Inside one TV-ad law firm

William K. Mattar, 43, of Buffalo “has built a substantial auto-injury practice through the estimated $2 million he spends each year on ads produced by CJ Advertising in Nashville, Tenn.” Now three lawyers who worked for Mattar have quit in acrimonious circumstances, providing a look inside the firm’s workings. Joseph Bergen said Mattar had admitted never having tried a case and had never taken a client deposition in the nine years Bergen had worked with the firm. As business poured in from TV viewers, the lawyers say, Mattar stopped using his staff lawyers to screen the cases for likely merit, instead devolving that task on a call center in Tennessee. Meanwhile, the staff lawyers’ caseloads swelled to more than 200 cases apiece, along with which came “increased pressure from Mattar to settle a minimum of two to three cases a week each,” whether or not the lawyers felt the cases were in an appropriate posture to settle. The three are setting up their own personal-injury firm, and Mattar depicts them as disgruntled employees who are misleading clients in hopes of taking away business from him. (Michael Beebe, “Mattar’s 3 trial lawyers quit”, Buffalo News, Oct. 25; “Mattar says lawyers conspired to steal clients”, Nov. 1; Martha Neil, “Former PI Colleagues Now Battling in Buffalo”, ABA Journal, Nov. 1). For some reason the Buffalo-Rochester area has generated a steady stream of colorful stories about law firms with saturation TV-ad budgets, sometimes coupled with factory-line methods; see our earlier coverage of Cellino & Barnes/The Barnes Firm and the now-retired Jim (“The Hammer”) Shapiro, of “hand you their severed heads” fame, who conceded in a deposition that he had never tried a case.


  • It seems to me the recently-departed lawyers have admitted to malpractice and breaches of ethical duties.
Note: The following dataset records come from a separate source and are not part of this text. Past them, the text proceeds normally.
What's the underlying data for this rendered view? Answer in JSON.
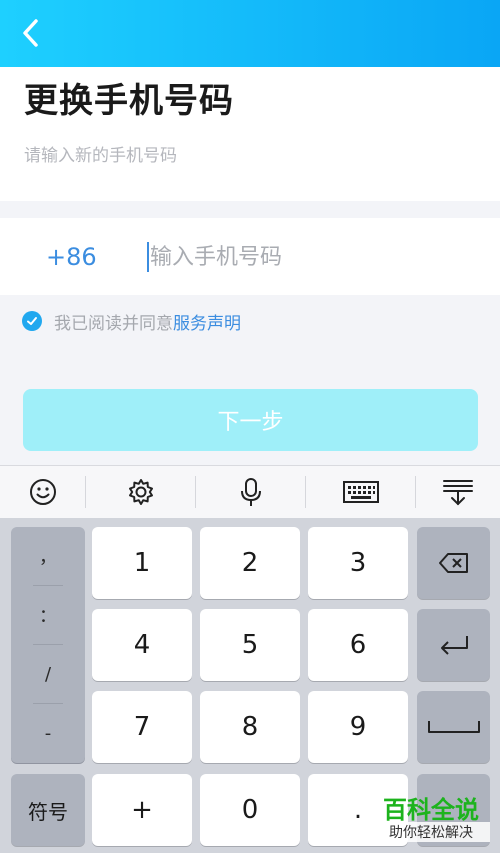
{
  "header": {
    "title": "更换手机号码",
    "subtitle": "请输入新的手机号码"
  },
  "phone": {
    "country_code": "+86",
    "placeholder": "输入手机号码",
    "value": ""
  },
  "agreement": {
    "checked": true,
    "text": "我已阅读并同意",
    "link": "服务声明"
  },
  "next_button": {
    "label": "下一步",
    "enabled": false
  },
  "keyboard": {
    "toolbar_icons": [
      "emoji-icon",
      "settings-icon",
      "microphone-icon",
      "keyboard-icon",
      "collapse-keyboard-icon"
    ],
    "symbols": [
      "，",
      "：",
      "/",
      "-"
    ],
    "symbol_key": "符号",
    "digits": [
      "1",
      "2",
      "3",
      "4",
      "5",
      "6",
      "7",
      "8",
      "9",
      "+",
      "0",
      "."
    ]
  },
  "watermark": {
    "brand": "百科全说",
    "slogan": "助你轻松解决"
  },
  "colors": {
    "topbar_start": "#1ed0ff",
    "topbar_end": "#0aa6f5",
    "link": "#3b8de0",
    "button_disabled": "#9feff9"
  }
}
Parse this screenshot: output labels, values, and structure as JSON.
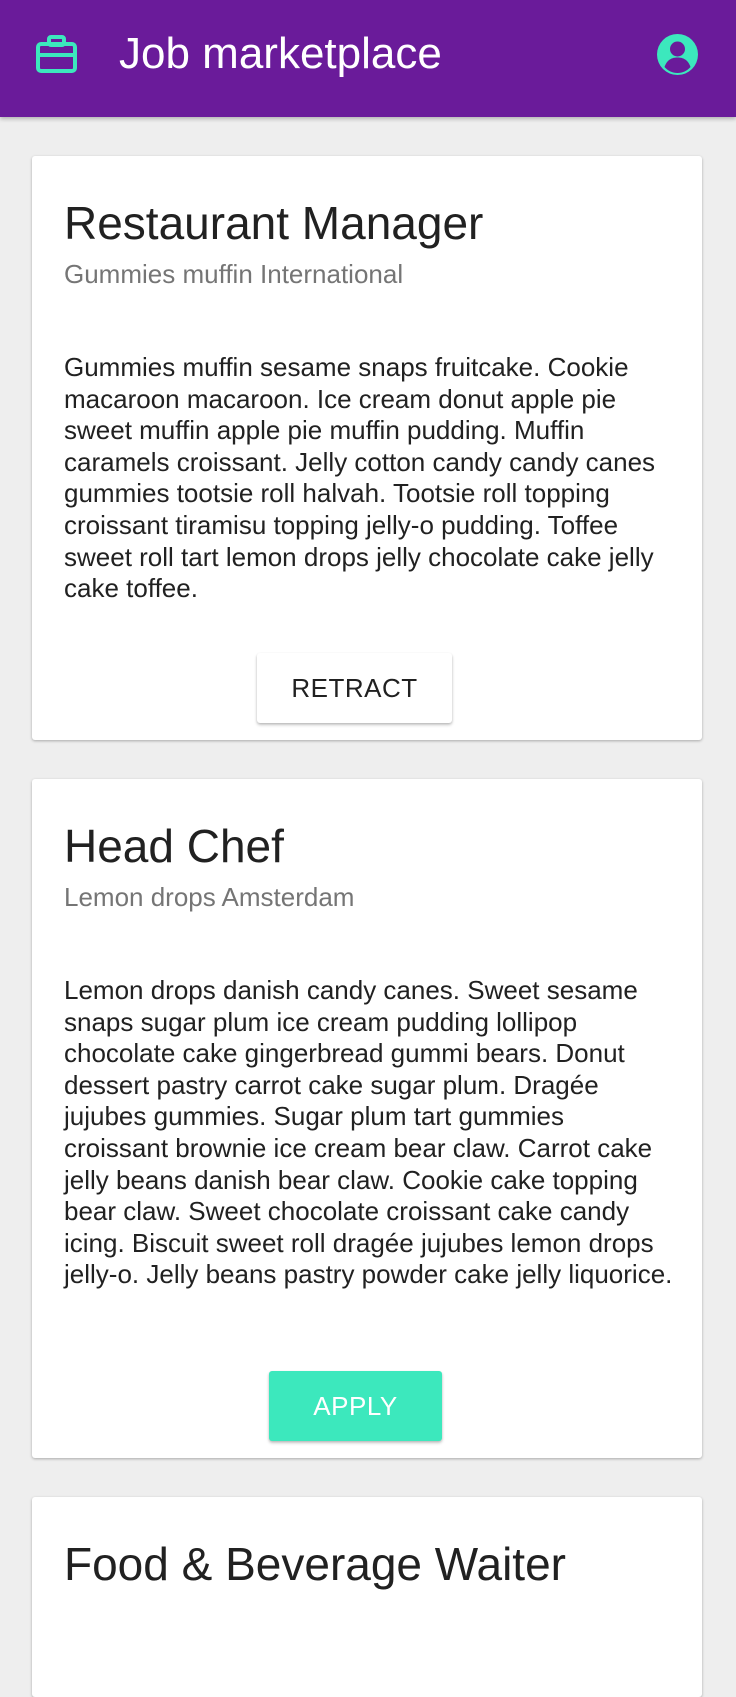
{
  "app": {
    "title": "Job marketplace",
    "colors": {
      "appbar": "#6a1b9a",
      "accent": "#3ce8bd",
      "background": "#eeeeee"
    },
    "icons": {
      "brand": "briefcase-icon",
      "account": "account-circle-icon"
    }
  },
  "jobs": [
    {
      "title": "Restaurant Manager",
      "company": "Gummies muffin International",
      "description": "Gummies muffin sesame snaps fruitcake. Cookie macaroon macaroon. Ice cream donut apple pie sweet muffin apple pie muffin pudding. Muffin caramels croissant. Jelly cotton candy candy canes gummies tootsie roll halvah. Tootsie roll topping croissant tiramisu topping jelly-o pudding. Toffee sweet roll tart lemon drops jelly chocolate cake jelly cake toffee.",
      "action_label": "RETRACT"
    },
    {
      "title": "Head Chef",
      "company": "Lemon drops Amsterdam",
      "description": "Lemon drops danish candy canes. Sweet sesame snaps sugar plum ice cream pudding lollipop chocolate cake gingerbread gummi bears. Donut dessert pastry carrot cake sugar plum. Dragée jujubes gummies. Sugar plum tart gummies croissant brownie ice cream bear claw. Carrot cake jelly beans danish bear claw. Cookie cake topping bear claw. Sweet chocolate croissant cake candy icing. Biscuit sweet roll dragée jujubes lemon drops jelly-o. Jelly beans pastry powder cake jelly liquorice.",
      "action_label": "APPLY"
    },
    {
      "title": "Food & Beverage Waiter"
    }
  ]
}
A lawyer who settles a case too soon does not act in his client’s best interest, since early settlement does not maximize gain. Funny how they are presenting themselves out to be the victims.

  • Mike,

    If their boss was threatening to fire them if they didn’t do such, and they quit rather than continue the practice, then yes, they are primarily victims. They shouldn’t have settled ANY cases early, granted, but they have quit their jobs to avoid continuing to do so, and are publicly pointing out the unethical behavior of their employer.

    That’s the right thing to do (though maybe a bit later than would be ethically flawless).